Il dg Veronafiere-Vinitaly Giovanni Mantovani - immagine d'archivio

Solo il Prosecco-power dà smalto alle vendite all'estero dei vino italiano, che peraltro dovrà fare i conti con incognite di peso - a partire da Brexit e dalle politiche di Trump - sui mercati storici delle etichette made in Italy. A riferirlo è il sito dell'Ansa che riporta le autorevoli dichiarazioni del direttore generale di Veronafiere Giovanni Mantovani, intervenuto giovedì all'incontro Coldiretti su "Mercati del vino e innovazioni in vigna": «Il settore ha vissuto una crescita come pochi altri. In dieci anni - ha spiegato il dg Veronafiere-Vinitaly - il made in Italy è cresciuto in valore del 74%, quasi tre volte più dell'intero manifatturiero, e quasi il quadruplo rispetto all'abbigliamento e al tessile, e a fine anno è atteso un'altra performance record delle vendite all'estero per circa 6 miliardi».

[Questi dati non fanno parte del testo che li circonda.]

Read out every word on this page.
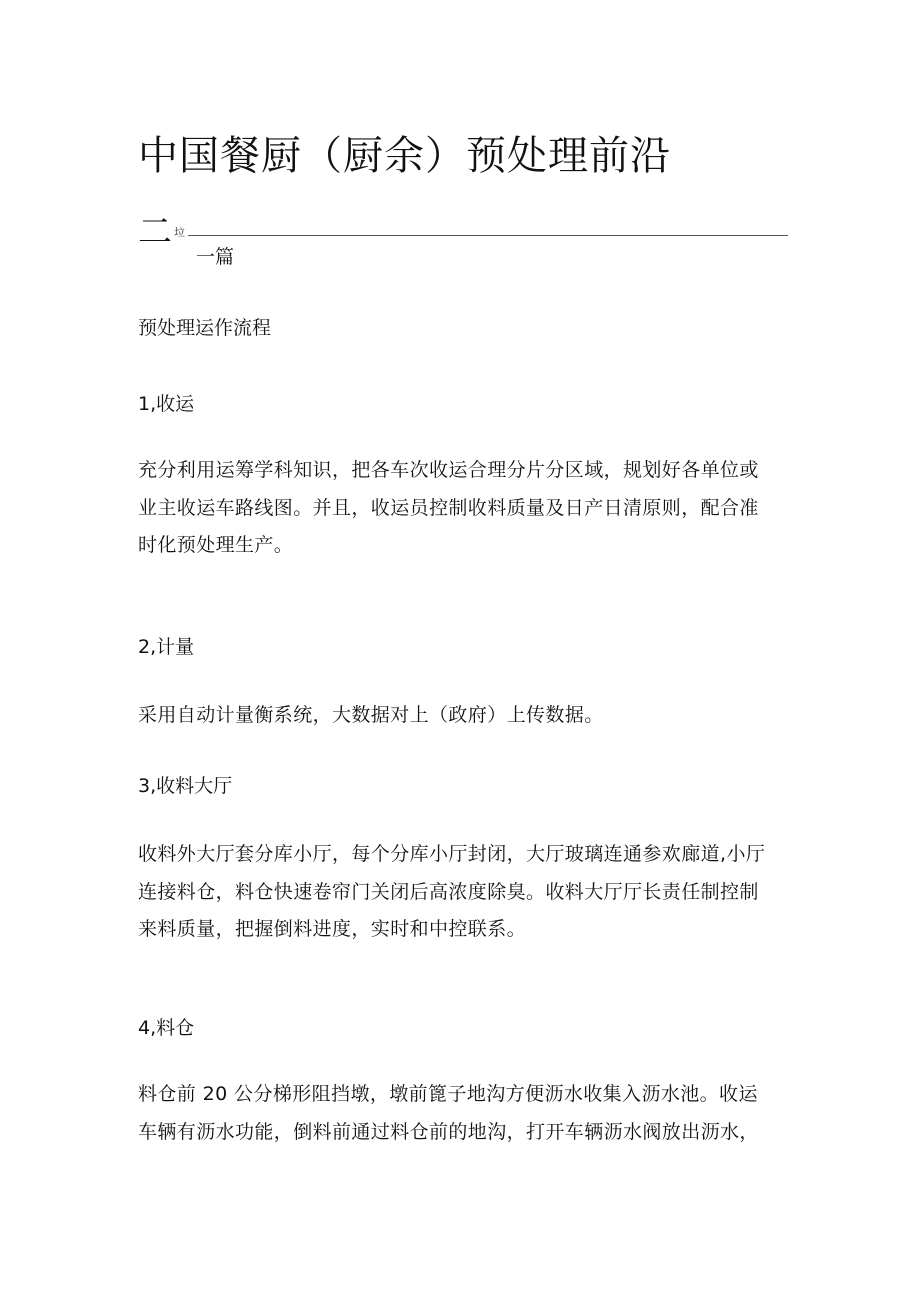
中国餐厨（厨余）预处理前沿
二 垃
一篇
预处理运作流程
1,收运
充分利用运筹学科知识，把各车次收运合理分片分区域，规划好各单位或
业主收运车路线图。并且，收运员控制收料质量及日产日清原则，配合准
时化预处理生产。
2,计量
采用自动计量衡系统，大数据对上（政府）上传数据。
3,收料大厅
收料外大厅套分库小厅，每个分库小厅封闭，大厅玻璃连通参欢廊道,小厅
连接料仓，料仓快速卷帘门关闭后高浓度除臭。收料大厅厅长责任制控制
来料质量，把握倒料进度，实时和中控联系。
4,料仓
料仓前 20 公分梯形阻挡墩，墩前篦子地沟方便沥水收集入沥水池。收运
车辆有沥水功能，倒料前通过料仓前的地沟，打开车辆沥水阀放出沥水，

Non è tutto oro quello che luccica, tuttavia, poiché questi numeri importanti non sono dovuti ad una crescita globale del settore, bensì ad un prodotto specifico: «Cresciamo solo per effetto di un unico prodotto, il Prosecco. - ha sottolineato Mantovani - Qualcosa sta fermando il mercato dei vini fermi, a partire dalle agevolazioni doganali che hanno i nostri competitor in Argentina, Australia, Nuova Zelanda, Sudafrica. Inoltre il mondo del vino spagnolo corre e a fine anno - ha segnalato Mantovani con preoccupazione - la nostra crescita dell'export, al netto degli sparkling, il Prosecco appunto, sarà pari a zero».